Türkiye’nin demokratikleşmesini sağlayacak adımlar atılması bir yana otoriterliği daha da pekiştiren düzenlemelerin getirildiği koşullarda toplumsal barışı sağlamak konusunda siyasi iktidara ve dolayısıyla devlete güven duyulamayacağı; güvenin olmadığı durumda ise barış masasından çözüm beklenemeyeceği aşikârdır.
Siyasi geçmişleri hepimizin malumu olan Bahçeli ve Erdoğan’ın bir aydan bile kısa sürede 180 derece değişmelerini sağlayacak, bildiğimiz bir durum -başlarına saksı düşmesi gibi- olmadığına göre; onları bu sürece zorlayan bir takım iç ve dış gelişmeler olduğu muhakkaktır. Zaten 40 yılı aşkın süredir devam eden, on binlerce cana malolmuş bir çatışma sürecinin yetkileri ne olursa olsun bir iki kişinin -açık ya da gizli niyetinin belirlediği- inisiyatifiyle yürütülemeyeceği malûmdur.
Bu bağlamda sürece Erdoğan ve Bahçeli’nin niyetleri üzerinden bakmak yerine hem barışın ve demokratik çözümün nasıl toplumsallaştırılması gerektiği üzerinden bakmak ve hem de 2012-2015 dönemindeki sürecin berhava edilmesinden de dersler çıkarmak gerekir. Kaldı ki bir halkın diliyle, kültürüyle, siyasal haklarıyla yok sayıldığı bir durumda “Önce ülkede demokrasi olsun sonra bu haklar elde edilir” denilemez! Zira ezilen, yok sayılan halkın mahrum bırakıldığı temel haklar sağlanmadan toplumun bütününde demokrasiyi, özgürlükleri elde etmek de mümkün olamaz.

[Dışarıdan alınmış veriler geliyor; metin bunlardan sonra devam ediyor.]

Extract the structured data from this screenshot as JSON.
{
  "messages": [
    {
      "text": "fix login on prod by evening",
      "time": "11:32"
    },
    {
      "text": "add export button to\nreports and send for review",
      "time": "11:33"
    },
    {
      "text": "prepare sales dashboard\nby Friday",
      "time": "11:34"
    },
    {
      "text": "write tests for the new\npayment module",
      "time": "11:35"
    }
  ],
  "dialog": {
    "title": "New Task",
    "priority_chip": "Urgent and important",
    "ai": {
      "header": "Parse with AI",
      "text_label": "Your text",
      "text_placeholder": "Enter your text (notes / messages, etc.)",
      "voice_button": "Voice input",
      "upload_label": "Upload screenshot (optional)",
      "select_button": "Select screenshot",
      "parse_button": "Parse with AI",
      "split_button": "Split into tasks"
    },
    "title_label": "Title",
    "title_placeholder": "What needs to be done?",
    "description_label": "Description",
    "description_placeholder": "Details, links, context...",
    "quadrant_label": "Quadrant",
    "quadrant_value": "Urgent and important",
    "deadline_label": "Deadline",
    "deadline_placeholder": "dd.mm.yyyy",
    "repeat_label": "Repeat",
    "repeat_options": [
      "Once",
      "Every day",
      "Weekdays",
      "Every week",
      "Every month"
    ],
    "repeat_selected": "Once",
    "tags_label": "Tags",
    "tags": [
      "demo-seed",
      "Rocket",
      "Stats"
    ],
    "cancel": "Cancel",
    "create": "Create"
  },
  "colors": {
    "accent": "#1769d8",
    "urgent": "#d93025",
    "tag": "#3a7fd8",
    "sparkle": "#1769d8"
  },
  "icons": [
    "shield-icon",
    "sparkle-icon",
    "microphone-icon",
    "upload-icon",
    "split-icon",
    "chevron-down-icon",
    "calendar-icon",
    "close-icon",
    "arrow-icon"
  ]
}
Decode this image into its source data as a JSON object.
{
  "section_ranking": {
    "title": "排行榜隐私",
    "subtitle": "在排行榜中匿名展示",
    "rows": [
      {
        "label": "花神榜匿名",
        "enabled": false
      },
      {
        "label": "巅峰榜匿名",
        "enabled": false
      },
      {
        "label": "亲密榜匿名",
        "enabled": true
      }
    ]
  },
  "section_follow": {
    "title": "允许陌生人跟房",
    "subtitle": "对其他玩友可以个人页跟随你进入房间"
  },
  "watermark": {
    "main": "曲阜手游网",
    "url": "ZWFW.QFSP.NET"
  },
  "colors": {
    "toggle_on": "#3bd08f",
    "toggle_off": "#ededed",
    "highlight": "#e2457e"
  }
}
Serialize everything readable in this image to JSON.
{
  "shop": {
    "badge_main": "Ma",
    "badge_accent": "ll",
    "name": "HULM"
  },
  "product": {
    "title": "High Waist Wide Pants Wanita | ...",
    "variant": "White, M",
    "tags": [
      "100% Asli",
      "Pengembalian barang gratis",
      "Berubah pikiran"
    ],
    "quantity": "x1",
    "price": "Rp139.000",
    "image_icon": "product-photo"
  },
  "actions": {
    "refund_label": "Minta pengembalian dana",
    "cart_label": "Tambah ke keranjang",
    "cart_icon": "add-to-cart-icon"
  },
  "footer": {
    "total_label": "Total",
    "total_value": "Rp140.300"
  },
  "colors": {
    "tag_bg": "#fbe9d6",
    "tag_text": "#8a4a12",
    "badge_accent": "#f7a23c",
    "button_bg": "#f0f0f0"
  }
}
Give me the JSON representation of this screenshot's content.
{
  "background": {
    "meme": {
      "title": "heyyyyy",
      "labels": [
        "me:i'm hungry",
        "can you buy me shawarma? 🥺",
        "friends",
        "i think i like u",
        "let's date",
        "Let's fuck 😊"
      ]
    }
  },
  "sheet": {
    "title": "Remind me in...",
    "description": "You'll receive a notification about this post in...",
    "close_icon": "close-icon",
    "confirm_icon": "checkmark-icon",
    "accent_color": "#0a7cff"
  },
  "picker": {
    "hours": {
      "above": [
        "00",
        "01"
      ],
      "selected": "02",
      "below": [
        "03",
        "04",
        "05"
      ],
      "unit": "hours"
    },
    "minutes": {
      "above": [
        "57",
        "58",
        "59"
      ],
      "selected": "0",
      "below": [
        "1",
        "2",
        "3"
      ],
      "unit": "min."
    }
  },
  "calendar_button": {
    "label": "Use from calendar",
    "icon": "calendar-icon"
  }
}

Sözün özü: Toplumsal barışı sağlamak için devleti temsil eden siyasi iradenin niyetini sorgulayarak barışa umut olacak bir sürece karşı çıkmak yerine; siyasal ve kültürel hakları için mücadele eden halkın yanında yer almak -o halkın haklarını elde etmesini sağlayacağı gibi- ülkede demokrasinin, özgürlüklerin gelişmesine de önemli katkı sunacaktır!